Mutual funds are one of the greatest and highly popular instruments of investments. But there are a lot of myths about it which discourages a lot of people new to the investment industry in investing them. Let’s pop up these myths to understand the mutual funds a little better.
- Demat account a must: Probably one of the greatest myths about mutual funds that you need a demat account to invest in mutual funds. However, this is not true. No, having a demat account is not essential. Even without it, one can invest in mutual funds through distributors or buy them directly from online distributors or fund houses that have their own online platforms where the transactions and redemption can take place.
- Restricted to domestic markets: Another one of the highly misunderstood fact is about the market that one can only invest in a domestic market. However, this is far from truth. One can even invest in a mutual fund in an international market.
- Large sum investment: When it comes to investing in mutual funds, the investors often feel that they have to invest in a huge amount of money to get any return. But, this is not the case. One can even invest as little as Rs.500/month through SIPs. And what more this investment can be scaled up with the increase in your income for better returns.

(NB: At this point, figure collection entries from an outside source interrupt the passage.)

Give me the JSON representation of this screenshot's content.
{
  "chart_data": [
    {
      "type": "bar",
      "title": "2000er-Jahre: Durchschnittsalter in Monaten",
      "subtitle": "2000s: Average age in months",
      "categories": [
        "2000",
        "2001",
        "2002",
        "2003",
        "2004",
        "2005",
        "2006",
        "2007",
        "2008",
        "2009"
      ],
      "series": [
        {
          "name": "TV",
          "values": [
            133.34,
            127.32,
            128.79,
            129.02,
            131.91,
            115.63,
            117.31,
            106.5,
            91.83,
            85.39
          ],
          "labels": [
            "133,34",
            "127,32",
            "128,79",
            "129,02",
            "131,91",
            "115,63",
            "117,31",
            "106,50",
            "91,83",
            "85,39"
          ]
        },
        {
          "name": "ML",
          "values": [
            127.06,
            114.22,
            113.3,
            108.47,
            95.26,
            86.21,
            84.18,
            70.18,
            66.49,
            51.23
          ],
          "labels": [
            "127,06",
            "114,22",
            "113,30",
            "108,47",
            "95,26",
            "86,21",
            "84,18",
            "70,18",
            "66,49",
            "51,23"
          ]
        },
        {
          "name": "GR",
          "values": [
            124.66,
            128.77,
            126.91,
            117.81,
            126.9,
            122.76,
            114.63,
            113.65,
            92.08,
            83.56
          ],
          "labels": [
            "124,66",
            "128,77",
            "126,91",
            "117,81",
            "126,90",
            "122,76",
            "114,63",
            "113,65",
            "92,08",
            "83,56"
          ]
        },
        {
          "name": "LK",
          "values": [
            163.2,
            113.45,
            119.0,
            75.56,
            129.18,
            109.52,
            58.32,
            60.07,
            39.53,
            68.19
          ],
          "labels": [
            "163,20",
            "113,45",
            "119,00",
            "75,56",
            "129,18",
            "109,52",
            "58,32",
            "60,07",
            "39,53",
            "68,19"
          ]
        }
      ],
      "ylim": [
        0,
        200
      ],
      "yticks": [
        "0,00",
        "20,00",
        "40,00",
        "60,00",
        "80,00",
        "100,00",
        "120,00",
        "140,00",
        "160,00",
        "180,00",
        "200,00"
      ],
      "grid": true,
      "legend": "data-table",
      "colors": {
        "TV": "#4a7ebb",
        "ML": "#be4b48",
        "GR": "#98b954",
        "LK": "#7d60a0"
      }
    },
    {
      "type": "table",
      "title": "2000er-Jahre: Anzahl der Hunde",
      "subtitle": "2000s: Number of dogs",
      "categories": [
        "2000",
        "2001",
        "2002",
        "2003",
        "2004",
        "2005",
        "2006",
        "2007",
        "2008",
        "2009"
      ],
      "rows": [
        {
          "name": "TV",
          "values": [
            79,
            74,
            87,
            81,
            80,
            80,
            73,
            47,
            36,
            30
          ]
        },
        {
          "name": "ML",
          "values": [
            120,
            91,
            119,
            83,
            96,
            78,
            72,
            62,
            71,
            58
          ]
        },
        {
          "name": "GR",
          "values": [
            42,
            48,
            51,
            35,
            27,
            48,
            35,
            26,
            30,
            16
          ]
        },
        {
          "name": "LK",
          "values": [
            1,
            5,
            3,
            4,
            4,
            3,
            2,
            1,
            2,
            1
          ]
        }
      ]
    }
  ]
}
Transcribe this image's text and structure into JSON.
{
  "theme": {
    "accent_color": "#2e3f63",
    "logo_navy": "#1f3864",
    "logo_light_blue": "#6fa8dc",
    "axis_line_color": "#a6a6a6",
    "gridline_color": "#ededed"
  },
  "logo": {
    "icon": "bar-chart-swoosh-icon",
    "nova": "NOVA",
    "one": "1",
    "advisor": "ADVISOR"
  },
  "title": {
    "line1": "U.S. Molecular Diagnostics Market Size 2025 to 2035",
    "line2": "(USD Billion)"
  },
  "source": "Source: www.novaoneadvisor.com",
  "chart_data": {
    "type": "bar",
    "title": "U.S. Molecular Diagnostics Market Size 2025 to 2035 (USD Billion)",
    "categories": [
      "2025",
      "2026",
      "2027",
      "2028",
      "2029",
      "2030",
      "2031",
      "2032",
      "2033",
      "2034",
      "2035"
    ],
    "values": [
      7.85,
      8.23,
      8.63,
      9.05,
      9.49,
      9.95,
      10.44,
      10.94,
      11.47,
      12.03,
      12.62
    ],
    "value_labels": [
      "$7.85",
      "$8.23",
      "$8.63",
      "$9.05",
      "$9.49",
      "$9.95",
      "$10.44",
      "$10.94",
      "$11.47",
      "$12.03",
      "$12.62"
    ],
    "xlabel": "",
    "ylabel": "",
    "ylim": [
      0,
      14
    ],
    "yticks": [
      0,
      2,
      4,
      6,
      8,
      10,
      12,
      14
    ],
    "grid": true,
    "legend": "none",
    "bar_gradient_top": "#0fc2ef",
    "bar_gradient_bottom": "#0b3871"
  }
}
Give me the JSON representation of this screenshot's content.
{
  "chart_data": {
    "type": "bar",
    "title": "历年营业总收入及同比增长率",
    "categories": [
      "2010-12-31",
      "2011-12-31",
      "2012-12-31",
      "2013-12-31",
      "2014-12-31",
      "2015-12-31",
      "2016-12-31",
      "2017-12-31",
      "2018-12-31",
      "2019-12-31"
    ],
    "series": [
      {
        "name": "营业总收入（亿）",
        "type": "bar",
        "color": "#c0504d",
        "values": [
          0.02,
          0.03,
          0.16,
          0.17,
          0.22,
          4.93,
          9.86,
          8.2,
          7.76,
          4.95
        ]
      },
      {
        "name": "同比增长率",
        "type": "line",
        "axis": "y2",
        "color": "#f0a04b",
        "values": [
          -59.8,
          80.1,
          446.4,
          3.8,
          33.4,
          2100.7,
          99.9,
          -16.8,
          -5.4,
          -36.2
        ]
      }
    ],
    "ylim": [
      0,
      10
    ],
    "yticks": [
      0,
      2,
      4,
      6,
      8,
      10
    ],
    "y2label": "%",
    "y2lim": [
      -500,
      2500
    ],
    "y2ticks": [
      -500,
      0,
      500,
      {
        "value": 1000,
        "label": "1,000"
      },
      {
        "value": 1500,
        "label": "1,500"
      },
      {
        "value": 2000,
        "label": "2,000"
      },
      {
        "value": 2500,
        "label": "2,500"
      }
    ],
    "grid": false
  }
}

- Guaranteed Return: Being subjected to the volatile nature of market, mutual funds come with the risk of losses, so returns cannot be guaranteed as the returns are generated by its underlying assets ranging from high-risk equity to no-risk government securities.
- High rating Schemes earn better: Ratings just give an idea about the funds past performances but they cannot guarantee the same for future returns. The ratings keep changing according to the performances. So, even a five star can underperform in future. Hence, ratings shouldn’t be considered the only guidelines but should be considered along with a lot of the other guidelines before investing in a fund.